When you send a query to your SQL Server database (and this applies to Azure SQL Database, APS, and Azure SQL Data Warehouse), that query is going to go through a process known as query optimization. The query optimization process figures out if you can use indexes to assist the query, whether or not it can seek against those indexes or has to use a scan, and a whole bunch of other stuff. The primary driving force in making these decisions are the statistics available on the indexes and on your tables.
What Are Statistics
Statistics are a mathematical construct to represent the data in your tables. Instead of scanning through the data each and every time to determine how many possible rows are going to come back for the query you provided, SQL Server uses statistics, which are gathered and calculated automatically by default, to determine the likely number of rows. I cover the details behind statistics in this article on Simple-Talk. The important thing to remember is that statistics are what drives the optimizer. Without statistics, you would only ever see table scans and performance would be horrible most of the time. Statistics show how many rows are likely to be returned by a given value. Statistics are created on indexes automatically. They are also created on columns that do not have indexes, by default, when that column is referenced in a WHERE, ON or HAVING clause of a query.

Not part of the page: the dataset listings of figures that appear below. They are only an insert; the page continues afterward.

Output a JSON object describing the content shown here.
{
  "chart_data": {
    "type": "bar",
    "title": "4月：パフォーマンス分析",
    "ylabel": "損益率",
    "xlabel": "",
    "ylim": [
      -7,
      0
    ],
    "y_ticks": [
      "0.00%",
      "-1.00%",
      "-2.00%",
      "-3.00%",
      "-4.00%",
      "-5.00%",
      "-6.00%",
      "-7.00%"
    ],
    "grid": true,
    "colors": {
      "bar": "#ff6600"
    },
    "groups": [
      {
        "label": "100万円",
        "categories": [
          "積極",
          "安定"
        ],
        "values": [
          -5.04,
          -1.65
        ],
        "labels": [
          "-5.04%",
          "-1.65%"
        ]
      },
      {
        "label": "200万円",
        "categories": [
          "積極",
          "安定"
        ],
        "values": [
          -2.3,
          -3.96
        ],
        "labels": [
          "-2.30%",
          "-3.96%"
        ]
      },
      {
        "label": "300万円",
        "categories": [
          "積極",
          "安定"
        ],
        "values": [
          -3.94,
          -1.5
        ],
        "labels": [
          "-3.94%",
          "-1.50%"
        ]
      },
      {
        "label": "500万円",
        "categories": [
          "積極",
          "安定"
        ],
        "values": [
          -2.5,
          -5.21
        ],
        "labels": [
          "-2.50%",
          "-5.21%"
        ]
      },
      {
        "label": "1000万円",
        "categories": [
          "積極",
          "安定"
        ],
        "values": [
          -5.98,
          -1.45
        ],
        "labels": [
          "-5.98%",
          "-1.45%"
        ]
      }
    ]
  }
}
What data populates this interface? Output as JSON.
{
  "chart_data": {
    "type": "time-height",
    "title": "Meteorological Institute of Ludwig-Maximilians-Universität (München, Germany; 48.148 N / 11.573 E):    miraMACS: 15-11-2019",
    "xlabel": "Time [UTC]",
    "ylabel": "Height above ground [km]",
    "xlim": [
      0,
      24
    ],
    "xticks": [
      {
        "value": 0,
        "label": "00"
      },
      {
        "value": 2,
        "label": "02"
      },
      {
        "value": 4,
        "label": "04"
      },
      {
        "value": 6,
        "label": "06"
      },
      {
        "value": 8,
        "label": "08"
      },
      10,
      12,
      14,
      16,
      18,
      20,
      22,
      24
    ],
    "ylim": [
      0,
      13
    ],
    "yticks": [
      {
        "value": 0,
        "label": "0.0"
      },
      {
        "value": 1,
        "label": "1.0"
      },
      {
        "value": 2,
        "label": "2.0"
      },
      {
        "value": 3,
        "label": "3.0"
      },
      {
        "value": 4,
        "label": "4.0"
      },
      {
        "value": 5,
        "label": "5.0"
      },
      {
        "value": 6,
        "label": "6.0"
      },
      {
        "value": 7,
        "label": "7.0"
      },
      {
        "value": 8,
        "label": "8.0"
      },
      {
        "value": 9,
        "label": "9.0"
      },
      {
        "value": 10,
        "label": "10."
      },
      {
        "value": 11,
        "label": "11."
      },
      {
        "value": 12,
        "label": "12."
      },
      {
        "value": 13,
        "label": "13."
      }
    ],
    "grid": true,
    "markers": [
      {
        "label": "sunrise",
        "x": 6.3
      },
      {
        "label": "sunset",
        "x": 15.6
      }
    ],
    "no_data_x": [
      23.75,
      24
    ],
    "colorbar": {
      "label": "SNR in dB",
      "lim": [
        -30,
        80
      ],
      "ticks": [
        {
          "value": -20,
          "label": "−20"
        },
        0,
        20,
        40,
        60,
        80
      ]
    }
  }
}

It can’t be over-emphasized that you must have statistics for the optimizer to make good choices. You can find out more about statistics in this other article on Simple-Talk.
Automatic Settings for Statistics
Statistics are so important that SQL Server will automatically create them for you. There is a setting that allows you to partially change this behavior. AUTO_CREATE_STATISTICS is enabled by default on each database. You can disable it using an ALTER DATABASE command. What will then happen is that the only statistics you’ll have in your system are those that are created for indexes. For the overwhelming vast majority of databases out there, turning off the automatic creation of statistics is a very bad idea. You’re taking away the ability of the optimizer to determine the likely rows being returned by a query. That means the optimizer is likely to make poor choices.
Statistics are also automatically maintained by SQL Server. You can read about the automatic processes in this documentation at MSDN. There are a number of modifications you can make to this automated behavior, and you can turn off automatic statistic maintenance by changing the AUTO_UPDATE_STATISTICS setting on a database. Just like the automatic creation of statistics, most systems are benefitting from the automatic maintenance of statistics. Don’t turn this setting off unless you are ready to take direct control over your statistics. Interestingly enough though, the automatic statistics maintenance may not be enough for many systems. You might need to augment statistics maintenance.
Maintaining Your Statistics
For most systems, start with leaving the AUTO_UPDATE_STATISTICS setting to on. Then, as you find you might need to manually update statistics, you can do one of two things. An easy way to update your statistics is to run sp_updatestats. This command will update the statistics across an entire database. You can somewhat control how it behaves. Read more about it here on MSDN. If you want to take direct control over how any given set of statistics are maintained, you use UPDATE STATISTICS. This gives the maximum amount of control.
In addition to writing your own code to maintain statistics, you might look to third party choices. One very common option is to use the scripts provided by Ola Hollengren. Not only do they manage and maintain statistics, but they also help with index fragmentation. A newer and much more interesting choice is to look to Minion Reindex by the Midnight DBA team. This tool offers quite a lot of control and functionality that is not present in Ola’s scripts. I wrote a review of an earlier version of the tool here on SQL Server Central.
This blog post just skims the surface of statistics. For lots more detail, please follow and read the links mentioned above. You must ensure that your SQL Server databases have statistics. You must also ensure that your SQL Server databases maintain their statistics. Statistics are a vital part of query performance that ignoring will hurt.